Buonsenso in politica, un valore da recuperare

(di Salvatore Primiceri) – Le recenti elezioni politiche italiane hanno suscitato numerose riflessioni. In una situazione di crisi economica e sociale che non vede soluzioni certe né immediate, la politica si dovrebbe fare carico di gestire la cosa pubblica con “buonsenso” nel rispetto della dignità dello Stato e di tutti i cittadini.

Questo avviene? Pare di no, a giudicare dal crescendo di voci di dissenso verso la cosiddetta “vecchia politica”.
Il termine “vecchia politica” è corretto se pensiamo che i privilegi e lo spreco sono caratteristiche distintive di una classe politica che fonda le sue radici nella prima repubblica.
Perché ora non vengono più tollerati? Negli anni 80 i privilegi dei politici erano, se vogliamo, addirittura più numerosi di quelli di oggi. Ma all’epoca si protestava poco, come mai?
La risposta è il benessere. La politica degli anni 80 restituiva una sorta di benessere che suscitava nel cittadino un’implicita tolleranza verso i privilegi politici. Un fine utile e personalistico di tanti offuscava la sensazione generale che ci fosse qualcosa di sbagliato nel sistema e che prima o poi qualcuno avrebbe pagato quel “lassismo”. Oggi a pagare sono i giovani disoccupati, le nuove generazioni che guardano preoccupate al futuro.
Ecco perché oggi, seppur con grave ritardo, tutti pretendono la “buona amministrazione” e il rispetto della dignità dei cittadini e della loro intelligenza.
Ma la “buona amministrazione” siamo noi stessi nel nostro quotidiano. L’uso del “buonsenso” in politica va di pari passo col buonsenso dei cittadini. In democrazia si è tutti partecipi, nel bene e nel male, di ciò che avviene e tutti possiamo (anzi, dobbiamo) renderci protagonisti dell’agire democratico per il bene della collettività, oltre che di noi stessi.
Se lo “spettatore imparziale” (cit. Adam Smith) smette di essere imparziale perché influenzato da benefici utilitaristici, allora il consenso politico e la conseguente azione politica sono “falsati” su ciò che esula dal buon senso.
Nascono così oggi movimenti di protesta, di rottura. Dalla protesta bisognerà passare alle azioni concrete; dall'”essere contro” si dovrà passare all'”essere per” (cit. Alessandro Chelo “Il coraggio di essere te stesso”, Urrà Edizioni 2013); dal conflitto si dovrà passare al consenso. Quindi, i bravi politici saranno quelli che sapranno governare o legiferare secondo la posizione più possibilmente vicina all’imparzialità, all’equità e all’uguaglianza dei diritti. Difficile ma possibile, anzi doveroso. Il politico è evidente che porta con sé un’ideologia e su questa cerca di formare un consenso ma anche nell’azione politica la prima regola sopra tutte è il buonsenso. La domanda ricorrente deve essere sempre la stessa: “Con il mio agire sto rispettando il vincolo democratico dove io politico e un qualsiasi cittadino abbiamo gli stessi diritti e la stessa rispettabilità?”.

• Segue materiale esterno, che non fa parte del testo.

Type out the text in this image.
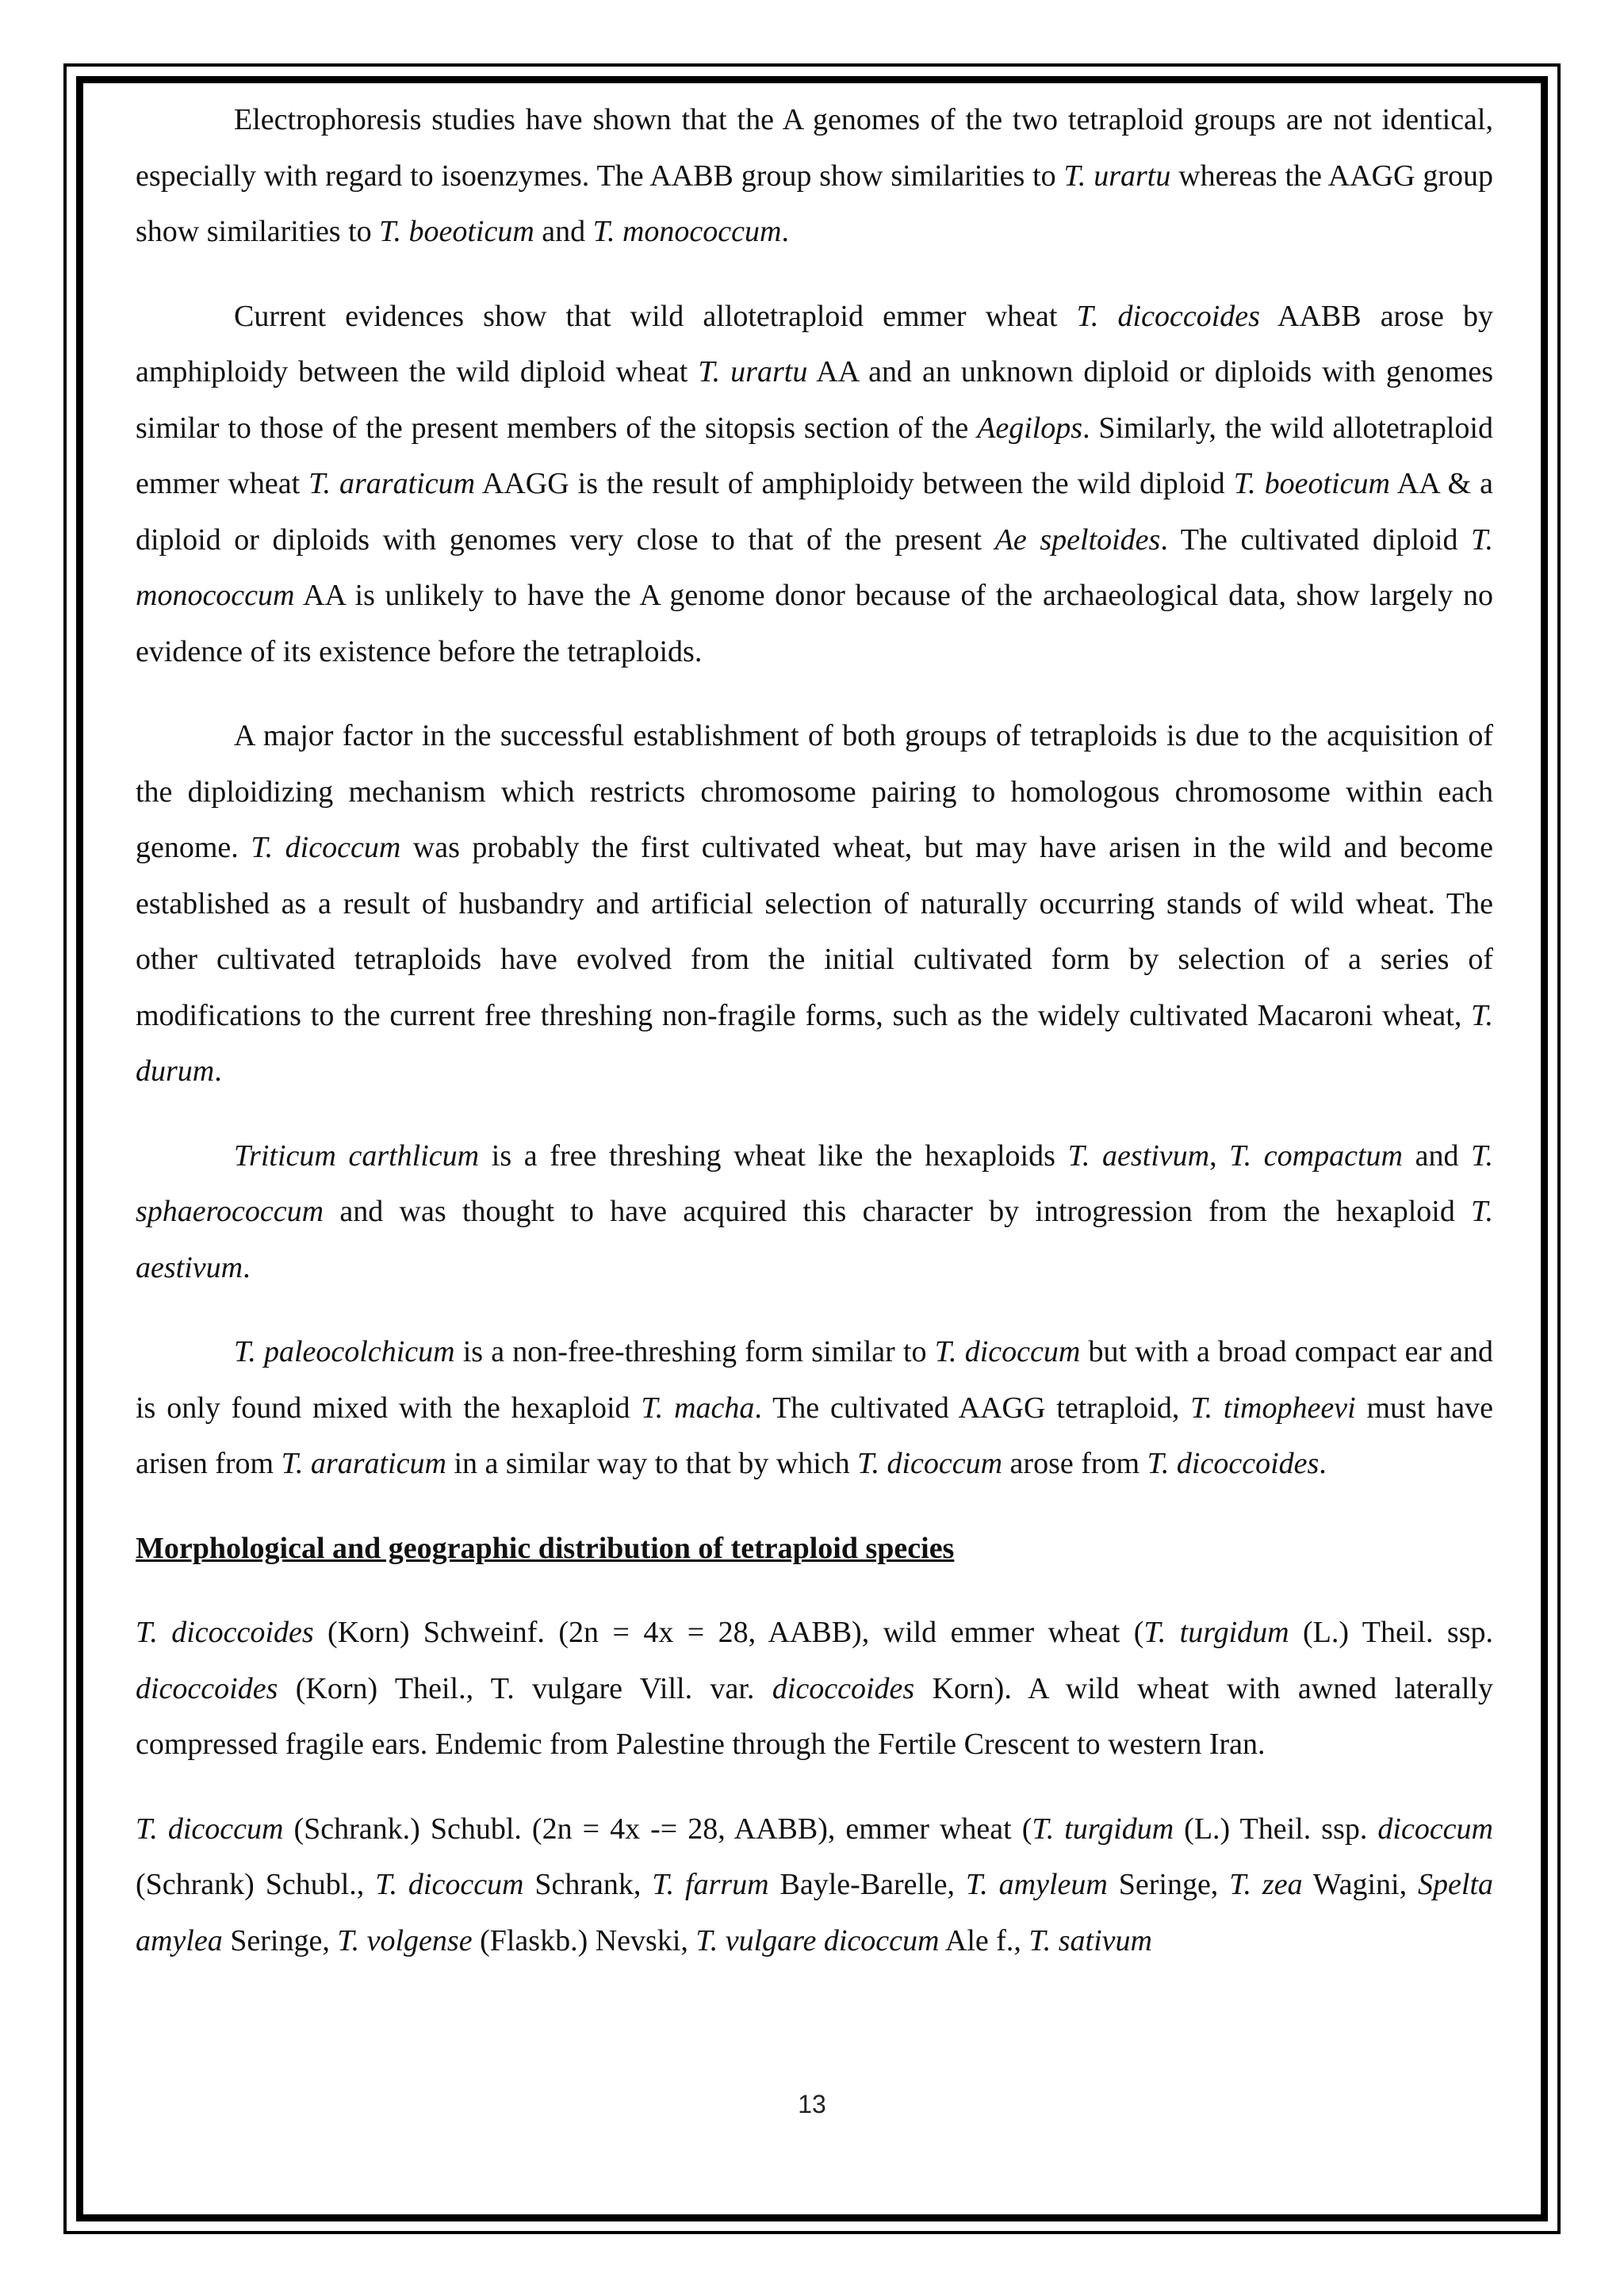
Electrophoresis studies have shown that the A genomes of the two tetraploid groups are not identical, especially with regard to isoenzymes. The AABB group show similarities to T. urartu whereas the AAGG group show similarities to T. boeoticum and T. monococcum.

Current evidences show that wild allotetraploid emmer wheat T. dicoccoides AABB arose by amphiploidy between the wild diploid wheat T. urartu AA and an unknown diploid or diploids with genomes similar to those of the present members of the sitopsis section of the Aegilops. Similarly, the wild allotetraploid emmer wheat T. araraticum AAGG is the result of amphiploidy between the wild diploid T. boeoticum AA & a diploid or diploids with genomes very close to that of the present Ae speltoides. The cultivated diploid T. monococcum AA is unlikely to have the A genome donor because of the archaeological data, show largely no evidence of its existence before the tetraploids.

A major factor in the successful establishment of both groups of tetraploids is due to the acquisition of the diploidizing mechanism which restricts chromosome pairing to homologous chromosome within each genome. T. dicoccum was probably the first cultivated wheat, but may have arisen in the wild and become established as a result of husbandry and artificial selection of naturally occurring stands of wild wheat. The other cultivated tetraploids have evolved from the initial cultivated form by selection of a series of modifications to the current free threshing non-fragile forms, such as the widely cultivated Macaroni wheat, T. durum.

Triticum carthlicum is a free threshing wheat like the hexaploids T. aestivum, T. compactum and T. sphaerococcum and was thought to have acquired this character by introgression from the hexaploid T. aestivum.

T. paleocolchicum is a non-free-threshing form similar to T. dicoccum but with a broad compact ear and is only found mixed with the hexaploid T. macha. The cultivated AAGG tetraploid, T. timopheevi must have arisen from T. araraticum in a similar way to that by which T. dicoccum arose from T. dicoccoides.

Morphological and geographic distribution of tetraploid species

T. dicoccoides (Korn) Schweinf. (2n = 4x = 28, AABB), wild emmer wheat (T. turgidum (L.) Theil. ssp. dicoccoides (Korn) Theil., T. vulgare Vill. var. dicoccoides Korn). A wild wheat with awned laterally compressed fragile ears. Endemic from Palestine through the Fertile Crescent to western Iran.

T. dicoccum (Schrank.) Schubl. (2n = 4x -= 28, AABB), emmer wheat (T. turgidum (L.) Theil. ssp. dicoccum (Schrank) Schubl., T. dicoccum Schrank, T. farrum Bayle-Barelle, T. amyleum Seringe, T. zea Wagini, Spelta amylea Seringe, T. volgense (Flaskb.) Nevski, T. vulgare dicoccum Ale f., T. sativum

13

Togliere tutti i privilegi, eliminare gli sprechi, consentire l’espressione del voto attraverso una legge realmente democratica, sono solo alcuni esempi di come la politica potrebbe recuperare credibilità e agire secondo buon senso. Non si tratta di perseguire un fine economico (risparmi, bilancio dello stato, etc) ma piuttosto di un dovere morale e di ripristino dei diritti di uguaglianza. Vedremo chi saprà farlo.